Surviving on mince and sausages, and wearing second-hand clothes – that’s the plight some pensioners face as the cost of living crisis continues.
Those living away from major cities are also feeling the pinch, even if they do not rely solely on the pension.
The amount New Zealand’s pensioners are spending each week has been broken down in a recent report from Massey University.
For Donald O’Meara and his partner, it is vital that they stick to their budget on their well-planned grocery shops or monthly trips to The Warehouse to stock up on essentials such as toilet paper on Gold Card special day.
“Very basic and I mean like very basic. It’s like sausages and mince. They’re a good staple in the house,” he said.
The 68-year-old lives in the Auckland suburb of Point England and puts away some money each week, but that is for bills and costs as they arise.
Clothes are bought from the Salvation Army, and sometimes even the list of essentials is cut on shopping trips.
“Prices have moved and we can’t afford it, so little things get chopped as we go around.”
Using criteria in the latest Retirement Expenditure Guidelines from Massey University’s New Zealand Financial Education and Research Centre, O’Meara and his partner are on a no-frills budget.
Single people in that category spend about $690 a week in metro areas – Auckland, Wellington and Christchurch – and about $560 in provincial areas – everywhere else.
For two-person households, that spending rises to about $910 in metro areas and $1030 in provincial areas.
Pension incomes are set at about $520 for single people and just under $800 for couples.
That fixed income has put the squeeze on as prices across the board rise, as O’Meara has found.
“Three or four years ago, we were able to afford to go out and buy ourselves a little lunch. About once every three months we put enough aside to go out, say, to buy a pie and a donut and sit down by the water.
“Nowadays it’s almost impossible for us to do that sort of thing.”
The Massey guidelines also look at households living on what they call a choices budget.
Expenditure there is about $770 a week in metro areas and $750 in provincial areas for single-person households, and $1740 for metro and $1200 for provincial in two-person households.
Report author Associate Professor Claire Matthews said in most cases, metro spend more than the provincial, but the difference between them varied
“But there was one pairing where actually the provincial households spend more than the metro, which is for the two-person households for the no frills lifestyle,” she said.
She said it was hard to be specific about why that was.
“What it may reflect is that for whatever reason, households that fit this criteria have potentially moved from the metro area and moved to the provincial area so that they can spend more, if that makes sense. So that they’ve got more flexibility.”
That was the case for 71-year-old Ant Kennedy and his wife, who live in Whataroa, about an hour and 20 minutes south of Hokitika on the West Coast.
Kennedy and his wife moved there from Levin for lifestyle reasons, and he said they could sit between the no-frills and choices categories, although they were lucky they can draw on their old government pension schemes.
Petrol – at more than $3 a litre – was the one thing that forced them to budget, planning trips to the bigger centres for shopping.

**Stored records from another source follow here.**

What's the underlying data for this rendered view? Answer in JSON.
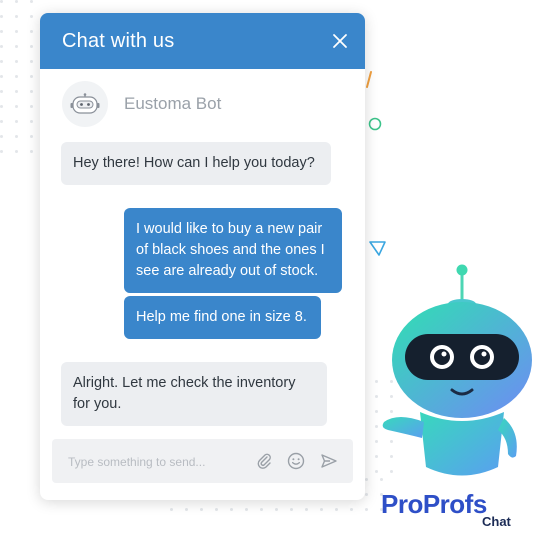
{
  "widget": {
    "header_title": "Chat with us",
    "bot_name": "Eustoma Bot",
    "icons": [
      "close-icon",
      "bot-face-icon",
      "paperclip-icon",
      "smiley-icon",
      "send-icon"
    ]
  },
  "messages": [
    {
      "sender": "bot",
      "text": "Hey there! How can I help you today?"
    },
    {
      "sender": "user",
      "text": "I would like to buy a new pair of black shoes and the ones I see are already out of stock."
    },
    {
      "sender": "user",
      "text": "Help me find one in size 8."
    },
    {
      "sender": "bot",
      "text": "Alright. Let me check the inventory for you."
    }
  ],
  "composer": {
    "value": "",
    "placeholder": "Type something to send..."
  },
  "brand": {
    "name": "ProProfs",
    "product": "Chat"
  },
  "colors": {
    "primary": "#3a86cb",
    "bot_bubble": "#eceef1",
    "brand_blue": "#2e4fc7",
    "robot_gradient_start": "#2ee0b0",
    "robot_gradient_end": "#6e8cf6"
  }
}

“My wife, for example, today she’s gone up for a medical appointment in Greymouth, so she’ll go up to that. But on the way home, she’ll do a big shop,” he said.
“You fit your shopping in as much as you can when you’re going to town for other things.”
In between they rely on the local shop, which is expensive – milk is $7 for two litres, well above the $4.50 or so it can usually be found in most places.
But that was a price Kennedy said he was okay with paying for other reasons.
“These small communities, we rely on the local dairy, the local cafe or whatever it is, and their prices are obviously high,” he said.
“But if we don’t support that, they fold their tent and they disappear, and you see on the West Coast remnants of that.”
But moving out of Auckland was not really an option for O’Meara, even if he and his partner wanted to.
“My partner comes from Katikati down in Tauranga. The thing is with that if we wanted to do that, the cost of us having to do that would be it’s inhibitive.”